Visual Arts: Photography

By: Gail Obenreder

Shannon Woodloe is a storyteller, but instead of words she tells tales with her striking visual images. Woodloe works from “an essential appreciation for life, always looking to gain knowledge from it and then share it through my lens.” The Delaware native lives in Wilmington, but her images take her far afield, and most recently she’s been creating her photographic narratives from the world and works of writers she admires.

Woodloe’s commitment to narrative photography is grounded in the example of her mother, who “always had a camera” and shared the family’s history in the evocative, inspiring photographs that went back through the generations. “As I got older and looked back on my own photos, I found stories . . . that I didn’t remember but were imbedded in the pictures.”

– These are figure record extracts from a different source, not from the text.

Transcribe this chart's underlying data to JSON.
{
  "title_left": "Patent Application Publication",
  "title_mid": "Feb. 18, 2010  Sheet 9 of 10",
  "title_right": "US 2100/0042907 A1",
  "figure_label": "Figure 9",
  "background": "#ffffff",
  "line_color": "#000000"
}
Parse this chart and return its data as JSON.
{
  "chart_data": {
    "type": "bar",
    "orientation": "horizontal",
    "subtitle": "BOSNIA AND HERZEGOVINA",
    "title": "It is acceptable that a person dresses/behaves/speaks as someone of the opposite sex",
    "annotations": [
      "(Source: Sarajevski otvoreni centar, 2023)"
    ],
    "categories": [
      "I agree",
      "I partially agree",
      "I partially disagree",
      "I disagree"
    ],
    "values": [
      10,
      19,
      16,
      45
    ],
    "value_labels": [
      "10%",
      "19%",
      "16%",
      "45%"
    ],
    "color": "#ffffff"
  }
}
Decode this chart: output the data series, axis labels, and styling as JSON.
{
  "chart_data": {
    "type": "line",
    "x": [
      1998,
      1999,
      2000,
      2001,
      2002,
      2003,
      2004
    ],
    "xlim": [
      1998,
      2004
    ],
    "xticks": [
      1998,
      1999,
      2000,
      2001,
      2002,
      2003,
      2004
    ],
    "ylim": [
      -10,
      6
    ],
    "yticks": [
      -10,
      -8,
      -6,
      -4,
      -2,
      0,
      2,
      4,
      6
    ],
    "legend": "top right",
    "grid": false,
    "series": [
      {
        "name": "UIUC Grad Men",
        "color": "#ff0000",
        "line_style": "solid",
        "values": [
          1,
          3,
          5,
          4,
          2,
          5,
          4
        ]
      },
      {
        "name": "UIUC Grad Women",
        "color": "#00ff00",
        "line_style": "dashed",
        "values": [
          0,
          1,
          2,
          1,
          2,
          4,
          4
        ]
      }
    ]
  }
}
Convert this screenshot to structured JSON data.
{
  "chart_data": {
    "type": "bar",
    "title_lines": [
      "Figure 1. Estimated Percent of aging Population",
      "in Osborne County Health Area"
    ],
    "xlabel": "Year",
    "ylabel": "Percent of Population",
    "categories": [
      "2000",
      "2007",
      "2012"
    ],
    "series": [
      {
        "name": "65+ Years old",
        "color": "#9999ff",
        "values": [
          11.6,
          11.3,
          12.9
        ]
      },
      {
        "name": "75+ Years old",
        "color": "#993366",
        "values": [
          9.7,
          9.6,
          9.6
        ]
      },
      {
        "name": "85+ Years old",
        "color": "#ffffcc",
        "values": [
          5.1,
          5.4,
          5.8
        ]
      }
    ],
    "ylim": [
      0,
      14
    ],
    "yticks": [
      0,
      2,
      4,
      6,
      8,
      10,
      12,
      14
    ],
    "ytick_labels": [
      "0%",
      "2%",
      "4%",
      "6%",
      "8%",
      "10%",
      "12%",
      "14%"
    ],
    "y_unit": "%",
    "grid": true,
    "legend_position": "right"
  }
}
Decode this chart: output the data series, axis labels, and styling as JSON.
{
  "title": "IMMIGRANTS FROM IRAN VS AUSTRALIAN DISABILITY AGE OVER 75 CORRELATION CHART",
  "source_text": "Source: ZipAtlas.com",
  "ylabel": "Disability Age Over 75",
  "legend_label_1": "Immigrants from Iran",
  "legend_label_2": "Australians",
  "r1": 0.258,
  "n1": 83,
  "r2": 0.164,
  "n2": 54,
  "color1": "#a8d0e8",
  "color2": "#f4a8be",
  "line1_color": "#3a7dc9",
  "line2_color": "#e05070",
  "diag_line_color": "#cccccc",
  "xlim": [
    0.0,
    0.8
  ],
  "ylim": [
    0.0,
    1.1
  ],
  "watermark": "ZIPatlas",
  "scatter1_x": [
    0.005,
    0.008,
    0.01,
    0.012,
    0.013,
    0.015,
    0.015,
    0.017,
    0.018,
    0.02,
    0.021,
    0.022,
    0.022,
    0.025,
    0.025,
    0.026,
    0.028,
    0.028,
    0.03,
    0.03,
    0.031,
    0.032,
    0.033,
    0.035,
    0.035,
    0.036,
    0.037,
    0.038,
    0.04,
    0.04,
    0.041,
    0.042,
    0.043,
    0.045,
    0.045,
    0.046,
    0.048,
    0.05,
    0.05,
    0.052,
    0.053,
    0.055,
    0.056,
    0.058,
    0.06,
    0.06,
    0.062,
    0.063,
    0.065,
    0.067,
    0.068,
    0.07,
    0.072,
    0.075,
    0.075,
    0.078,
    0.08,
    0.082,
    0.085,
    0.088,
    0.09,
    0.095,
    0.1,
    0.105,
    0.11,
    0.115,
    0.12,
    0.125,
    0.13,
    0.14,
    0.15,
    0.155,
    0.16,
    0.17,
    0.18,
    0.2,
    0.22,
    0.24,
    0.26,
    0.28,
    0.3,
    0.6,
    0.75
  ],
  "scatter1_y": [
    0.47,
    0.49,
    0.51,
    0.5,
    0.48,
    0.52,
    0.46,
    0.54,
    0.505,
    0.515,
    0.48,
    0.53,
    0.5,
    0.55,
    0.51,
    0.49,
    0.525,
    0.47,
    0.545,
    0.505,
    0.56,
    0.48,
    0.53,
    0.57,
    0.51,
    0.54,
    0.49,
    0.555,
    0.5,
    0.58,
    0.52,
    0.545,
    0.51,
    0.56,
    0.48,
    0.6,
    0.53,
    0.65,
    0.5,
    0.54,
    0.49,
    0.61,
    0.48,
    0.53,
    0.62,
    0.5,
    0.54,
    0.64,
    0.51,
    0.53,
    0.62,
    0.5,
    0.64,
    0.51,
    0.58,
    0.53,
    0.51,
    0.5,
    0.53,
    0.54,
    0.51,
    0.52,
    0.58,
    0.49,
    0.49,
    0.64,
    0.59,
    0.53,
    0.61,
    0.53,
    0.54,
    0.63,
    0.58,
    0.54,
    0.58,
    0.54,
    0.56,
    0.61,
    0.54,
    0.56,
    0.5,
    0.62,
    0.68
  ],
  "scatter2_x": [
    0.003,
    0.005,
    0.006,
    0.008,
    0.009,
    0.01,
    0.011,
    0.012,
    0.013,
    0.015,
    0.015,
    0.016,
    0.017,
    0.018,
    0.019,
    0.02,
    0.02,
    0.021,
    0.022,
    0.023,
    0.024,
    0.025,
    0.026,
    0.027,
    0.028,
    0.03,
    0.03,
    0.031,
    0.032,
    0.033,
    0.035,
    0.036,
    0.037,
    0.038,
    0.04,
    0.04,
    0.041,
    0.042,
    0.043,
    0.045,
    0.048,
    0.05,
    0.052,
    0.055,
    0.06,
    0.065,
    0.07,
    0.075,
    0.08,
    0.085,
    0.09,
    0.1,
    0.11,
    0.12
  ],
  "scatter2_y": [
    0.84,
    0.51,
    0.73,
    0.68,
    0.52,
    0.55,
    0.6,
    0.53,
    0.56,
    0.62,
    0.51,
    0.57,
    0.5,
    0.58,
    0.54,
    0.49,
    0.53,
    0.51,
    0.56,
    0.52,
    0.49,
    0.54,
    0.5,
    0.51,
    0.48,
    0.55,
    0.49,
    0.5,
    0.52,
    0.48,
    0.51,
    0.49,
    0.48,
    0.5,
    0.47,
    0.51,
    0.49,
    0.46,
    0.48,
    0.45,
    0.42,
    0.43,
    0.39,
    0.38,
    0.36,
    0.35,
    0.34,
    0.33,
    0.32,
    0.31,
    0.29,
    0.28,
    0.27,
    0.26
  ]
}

Sarah Emerges, 2018, 11 x 14 inches
I Kin Read, 2018, 11 x 14 inches
Big Starry Sky, 2018, 10 x 10 inches
Remembering Isaiah, 2018, 10 x 10 inches

“My goal is to capture the humanity of the human and the natural occurrence of beauty,” and one of Woodloe’s biggest challenges has been to find a way to “document without exploiting.” In this pursuit, she was inspired by her study of Gordon Parks, the great photographer and documentarian whose compositions she values for their “authenticity and their intention.” She is also inspired by Carrie Mae Weems, who moves her to “tell my story.” And Woodloe has been deeply affected by studying at The Barnes Foundation, finding that their method of providing extended artwork viewing experiences supported her efforts to “tell whole stories with my own compositions.”

Woodloe’s latest photography seeks to document “the silent oration or story of my subjects at a particular moment in time.” Her Fellowship submission was a photographic illustration series from “Sarah, I Kin Read,” a chapter of Lorraine Hansberry’s To Be Young, Gifted and Black. With her Division award, Woodloe plans to upgrade her equipment so she can take on more challenging projects, including creating narratives from the works of some literary heroes, authors Toni Morrison, Richard Wright and W.E.B. DuBois.